Disability Rights California — IPP Planning Guide Free, plain-language guide to your rights at any California Regional Center IPP meeting, including the appeal process →What's new for IPP meetings in 2026?
As of 2026, every NLACRC IPP meeting uses the new statewide IPP format that the Department of Developmental Services rolled out in January 2025. The information inside the IPP is the same as before; the layout, section names, and order changed. By the end of 2027, every existing IPP at NLACRC will be converted to the new format at the next meeting.

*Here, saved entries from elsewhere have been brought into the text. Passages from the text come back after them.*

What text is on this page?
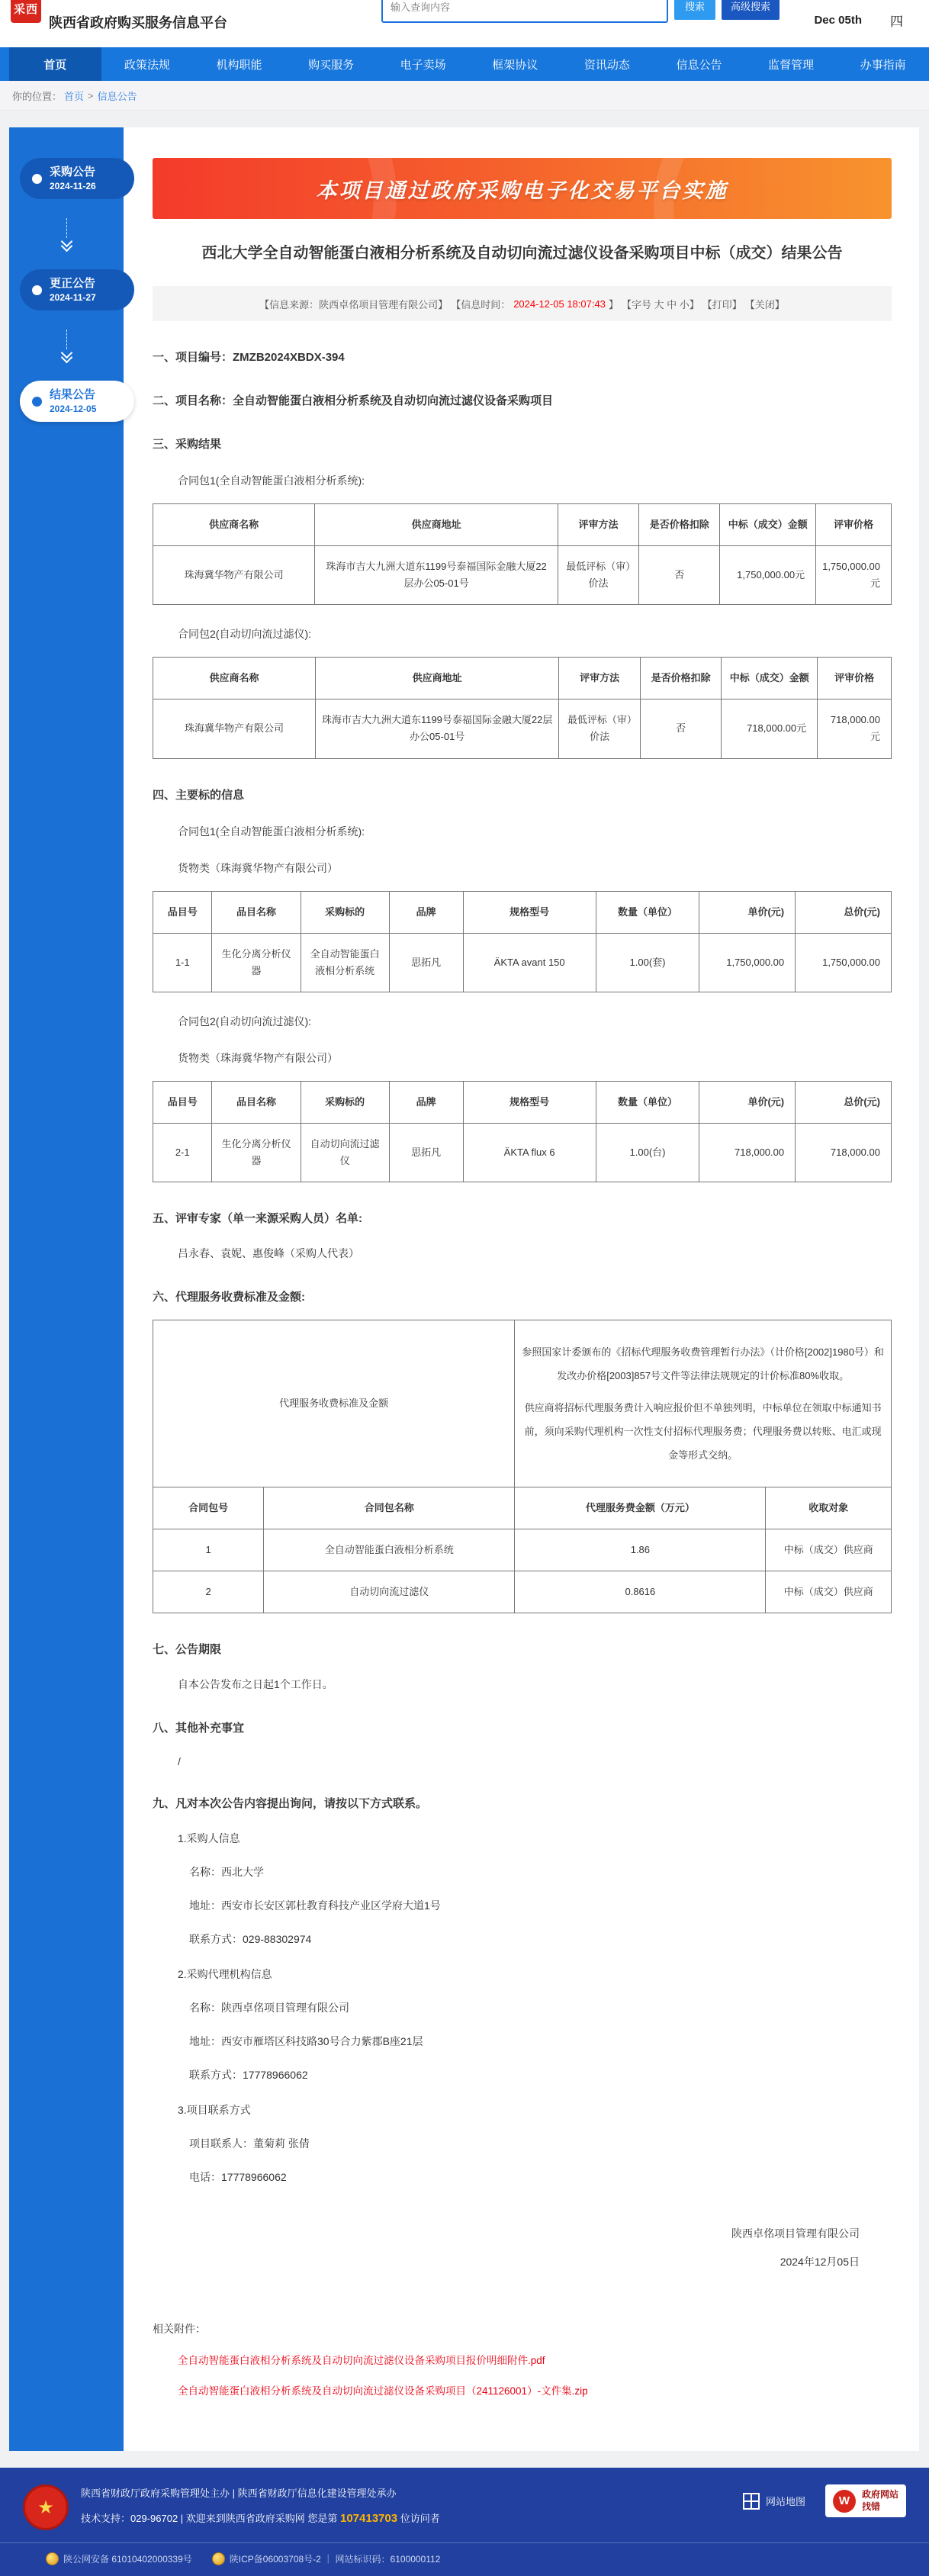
采西
陕西省政府购买服务信息平台
输入查询内容
搜索	高级搜索
Dec 05th 四
首页	政策法规	机构职能	购买服务	电子卖场	框架协议	资讯动态	信息公告	监督管理	办事指南
你的位置： 首页 > 信息公告
采购公告
2024-11-26
更正公告
2024-11-27
结果公告
2024-12-05
本项目通过政府采购电子化交易平台实施
西北大学全自动智能蛋白液相分析系统及自动切向流过滤仪设备采购项目中标（成交）结果公告
【信息来源：陕西卓佲项目管理有限公司】 【信息时间： 2024-12-05 18:07:43 】 【字号 大 中 小】 【打印】 【关闭】
一、项目编号：ZMZB2024XBDX-394
二、项目名称：全自动智能蛋白液相分析系统及自动切向流过滤仪设备采购项目
三、采购结果
合同包1(全自动智能蛋白液相分析系统):
供应商名称	供应商地址	评审方法	是否价格扣除	中标（成交）金额	评审价格
珠海冀华物产有限公司	珠海市吉大九洲大道东1199号泰福国际金融大厦22层办公05-01号	最低评标（审）价法	否	1,750,000.00元	1,750,000.00元
合同包2(自动切向流过滤仪):
供应商名称	供应商地址	评审方法	是否价格扣除	中标（成交）金额	评审价格
珠海冀华物产有限公司	珠海市吉大九洲大道东1199号泰福国际金融大厦22层办公05-01号	最低评标（审）价法	否	718,000.00元	718,000.00元
四、主要标的信息
合同包1(全自动智能蛋白液相分析系统):
货物类（珠海冀华物产有限公司）
品目号	品目名称	采购标的	品牌	规格型号	数量（单位）	单价(元)	总价(元)
1-1	生化分离分析仪器	全自动智能蛋白液相分析系统	思拓凡	ÄKTA avant 150	1.00(套)	1,750,000.00	1,750,000.00
合同包2(自动切向流过滤仪):
货物类（珠海冀华物产有限公司）
品目号	品目名称	采购标的	品牌	规格型号	数量（单位）	单价(元)	总价(元)
2-1	生化分离分析仪器	自动切向流过滤仪	思拓凡	ÄKTA flux 6	1.00(台)	718,000.00	718,000.00
五、评审专家（单一来源采购人员）名单:
吕永春、袁妮、惠俊峰（采购人代表）
六、代理服务收费标准及金额:
代理服务收费标准及金额		参照国家计委颁布的《招标代理服务收费管理暂行办法》（计价格[2002]1980号）和发改办价格[2003]857号文件等法律法规规定的计价标准80%收取。

供应商将招标代理服务费计入响应报价但不单独列明，中标单位在领取中标通知书前，须向采购代理机构一次性支付招标代理服务费；代理服务费以转账、电汇或现金等形式交纳。	

合同包号	合同包名称	代理服务费金额（万元）	收取对象
1	全自动智能蛋白液相分析系统	1.86	中标（成交）供应商
2	自动切向流过滤仪	0.8616	中标（成交）供应商
七、公告期限
自本公告发布之日起1个工作日。
八、其他补充事宜
/
九、凡对本次公告内容提出询问，请按以下方式联系。
1.采购人信息
名称：西北大学
地址：西安市长安区郭杜教育科技产业区学府大道1号
联系方式：029-88302974
2.采购代理机构信息
名称：陕西卓佲项目管理有限公司
地址：西安市雁塔区科技路30号合力紫郡B座21层
联系方式：17778966062
3.项目联系方式
项目联系人：董菊莉 张倩
电话：17778966062
陕西卓佲项目管理有限公司
2024年12月05日
相关附件：
全自动智能蛋白液相分析系统及自动切向流过滤仪设备采购项目报价明细附件.pdf
全自动智能蛋白液相分析系统及自动切向流过滤仪设备采购项目（241126001）-文件集.zip
★
陕西省财政厅政府采购管理处主办 | 陕西省财政厅信息化建设管理处承办
技术支持：029-96702 | 欢迎来到陕西省政府采购网 您是第 107413703 位访问者
网站地图	W
政府网站
找错
陕公网安备 61010402000339号	陕ICP备06003708号-2 ｜ 网站标识码：6100000112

Two practical things to know:
- The new format puts a stronger emphasis on what is "important to" your child versus what is "important for" your child. Service coordinators are being trained to ask both questions. Be ready to answer both.
- The signature page is now standardized across all 21 California regional centers, so an IPP from NLACRC will look the same as one from any other center. This matters if you ever move between catchment areas.
Nothing about your existing services changes because of the format update. If your service coordinator says a service is being reduced or removed "because of the new format," that is not a valid reason and you should ask for it in writing.
Levi Life Skills is a vendored NLACRC provider for in-home skill building across the San Fernando Valley, Santa Clarita, and Antelope Valley. If you would like a quick conversation about whether in-home skill building belongs in your child's IPP, here is how getting started works.
Frequently asked questions
How long does an NLACRC IPP meeting take?
Most IPP meetings run 60 to 90 minutes. A first IPP, or one with new services on the table, can run two hours. You can ask to split it across two sessions if your child needs to be in the room and cannot sit that long.
Can I bring someone with me to my NLACRC IPP meeting?
Yes. You can bring anyone: a spouse, a relative, a friend, a current provider, an advocate, an interpreter. NLACRC must accommodate your support people.
Can I record the IPP meeting?
Yes, with notice. California is a two-party-consent state, so tell the service coordinator at the start of the meeting that you are recording. Recording is useful when meetings are long or when more than one decision is on the table.
What if my child is too young or too disabled to participate?
The IPP is still about your child, but the meeting can run with you present and your child not present. For young children, parents speak. For older children, the meeting should include them at whatever level they can participate.
Do I have to use the vendor my service coordinator suggests?
No. You can request a specific vendor by name, or ask for a list of vendors and pick one. NLACRC must offer a real choice of providers, not a single name.
How often should I expect an NLACRC IPP meeting?
At minimum every 3 years. Many families have one every year, especially when the child is young or services are changing. You can request a meeting any time and NLACRC must hold it within 30 days.
Will federal Medicaid changes in 2025 affect my NLACRC services?
No. Your child's eligibility is based on their qualifying diagnosis and assessed needs, not on Medicaid status. Regional Center services in California are not contingent on federal Medicaid.
What if my service coordinator is not responsive between meetings?
Email and phone first; if there is no response within 3 business days, call NLACRC's main line and ask for the on-duty service coordinator or a supervisor. You can also request a new service coordinator at any time without giving a reason.